Bom dia!adorei. Pois na chácara tenho um pé de monguba,descobri hoje pesquisando sobre cacau,agora vou aguardar elas caírem para desfrutar dessa maravilha. Obrigada pela boa informação. Um grande abraço fica com Deus.

Unknown disse...

Meu Deus!!Não acredito, temos uma árvore no quintal de um rancho e sempre me chamou a atenção...um dia observei que maritacas comiam o fruto e me atententei, q poderia ser comestivel.Tirei fotos da árvore, dos frutos e das castanhas, mas não sabia por onde começar; eu não fazia idéia do que era aquela árvore q me chamara tanto a atenção.Até q vi o fruto em uma reportagem do globo repórter, e mesmo não falando especificamente do fruto, ouvi alguns nomes diferentes e resolvi pesquisar no Google ....e bingo la estava ela, a monguba!!Obg foi uma experiência maravilhosa e com certeza vou incorporação la em nossa alimentação!!!

Unknown disse...

Olá Neide, tudo bom?

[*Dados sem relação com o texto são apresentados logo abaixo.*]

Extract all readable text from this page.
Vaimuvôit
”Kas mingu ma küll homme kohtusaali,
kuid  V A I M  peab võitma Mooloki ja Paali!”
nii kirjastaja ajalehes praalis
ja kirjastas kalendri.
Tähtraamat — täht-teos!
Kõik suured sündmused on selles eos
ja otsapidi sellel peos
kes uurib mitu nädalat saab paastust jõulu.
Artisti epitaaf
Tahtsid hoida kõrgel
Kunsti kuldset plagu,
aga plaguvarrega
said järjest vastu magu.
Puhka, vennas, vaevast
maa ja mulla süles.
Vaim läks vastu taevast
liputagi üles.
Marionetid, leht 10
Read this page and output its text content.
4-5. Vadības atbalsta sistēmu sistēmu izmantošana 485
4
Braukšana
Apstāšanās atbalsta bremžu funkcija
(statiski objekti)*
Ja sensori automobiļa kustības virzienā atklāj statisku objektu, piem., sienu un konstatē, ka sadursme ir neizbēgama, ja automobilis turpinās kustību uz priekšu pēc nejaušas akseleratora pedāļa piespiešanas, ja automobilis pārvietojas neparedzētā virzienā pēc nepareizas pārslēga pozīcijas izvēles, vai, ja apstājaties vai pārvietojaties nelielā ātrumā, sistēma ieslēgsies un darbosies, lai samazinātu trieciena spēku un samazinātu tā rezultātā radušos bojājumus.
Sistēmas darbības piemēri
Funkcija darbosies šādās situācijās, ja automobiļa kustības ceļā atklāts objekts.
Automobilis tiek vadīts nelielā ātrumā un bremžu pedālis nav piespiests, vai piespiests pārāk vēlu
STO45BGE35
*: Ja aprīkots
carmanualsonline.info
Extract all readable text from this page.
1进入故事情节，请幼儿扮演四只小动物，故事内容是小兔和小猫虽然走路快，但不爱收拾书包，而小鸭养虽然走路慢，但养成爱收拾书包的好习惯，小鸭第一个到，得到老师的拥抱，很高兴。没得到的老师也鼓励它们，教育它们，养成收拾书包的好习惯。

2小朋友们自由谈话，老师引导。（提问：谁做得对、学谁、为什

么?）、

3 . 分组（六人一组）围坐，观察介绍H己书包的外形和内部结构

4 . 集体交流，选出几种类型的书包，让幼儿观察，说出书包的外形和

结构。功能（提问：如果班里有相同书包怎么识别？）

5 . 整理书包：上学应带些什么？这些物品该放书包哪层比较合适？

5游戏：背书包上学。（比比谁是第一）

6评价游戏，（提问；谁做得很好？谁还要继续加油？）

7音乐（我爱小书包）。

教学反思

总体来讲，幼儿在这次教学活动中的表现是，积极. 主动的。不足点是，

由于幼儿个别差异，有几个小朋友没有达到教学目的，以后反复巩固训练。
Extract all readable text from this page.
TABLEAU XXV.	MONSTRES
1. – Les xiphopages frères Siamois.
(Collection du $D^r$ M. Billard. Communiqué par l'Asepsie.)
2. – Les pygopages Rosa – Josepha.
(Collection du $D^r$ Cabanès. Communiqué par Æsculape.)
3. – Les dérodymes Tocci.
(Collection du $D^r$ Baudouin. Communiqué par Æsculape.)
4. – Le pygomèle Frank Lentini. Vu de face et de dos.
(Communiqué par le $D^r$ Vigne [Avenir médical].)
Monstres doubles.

Me diz uma coisa, eu posso colher o fruto verde, abrir e consumir as castanhas verdes? Mas no caso tenho que descasca-las né?
Me ajude com essa dúvida, sei na minha cidade tem muita!

Unknown disse...

Nossa que maravilha,tenho um pé deste carregado ,e não sabia hoje bati a foto e coloquei no Facebook e descobri este tesouro,, obrigada,agora bora aproveitar,

Unknown disse...

Oi adorei o blog, mas fiquei com dúvida, eu colhi e abri ela(sementes brancas) lavei e torrei, comi como petisco (mas não muito como amendoim), passado umas meia hora me deu muita mas muita náusea acabei vomitando tudo e mais um pouco, logo q isso aconteceu eu melhorei, vi um vídeo de uma moça falando q aconteceu com ela, então agora ela ferve. Será q é caso isolado?

isbela disse...

Tem que esperar o fruto cair da árvore sozinho? Ou como saber que está maduro para colher?

Unknown disse...

Obrigada pelas informações, descobri por acaso esta árvore em praça urbana aqui em Feira de Santana Ba seus frutos caíram em cima de um carro , fiquei curioso peguei alguns um senhor disse que era comestível, por isto vir pesquisa ,vou plantar grata pelas receitas .Há como é seu plantio demor muito para dar frutos?

Anônimo disse...

Tenho um pé no fundo do quintal, colhi o primeiro fruto hoje.....

Anônimo disse...

Meu nome é Ana e sou do RJ.

Anônimo disse...

Que delícia encontrar suas informações em forma deste belíssimo texto!
Parabéns 👏👏
Perfeito ❗
E pra mim, super útil! Já tenho desta planta a muitos anos e nunca tinha descoberto se quer o nome ..
Obrigada ❗❗
Sucesso ❗🤜🤛

Anônimo disse...

Nossa, que fantástico, tenho uma árvore enorme no meu quintal. Interessante, tenho uma família de Sagüis q vive no meu pedaço de paraíso no extremo sul da Bahia e eles estão sempre nessa árvore. Sempre achei as flores e as castanhas da Munguna ( não conhecia sequer o nome) lindas mas nem de longe imaginei q seriam comestíveis. Sempre tive receio de uma cair na minha cabeça rsrs. Amanhã vou observar se tem alguma no chão e não vejo a hora de experimentar. Muito obrigada pelas informações que vc passou! Grande abraço!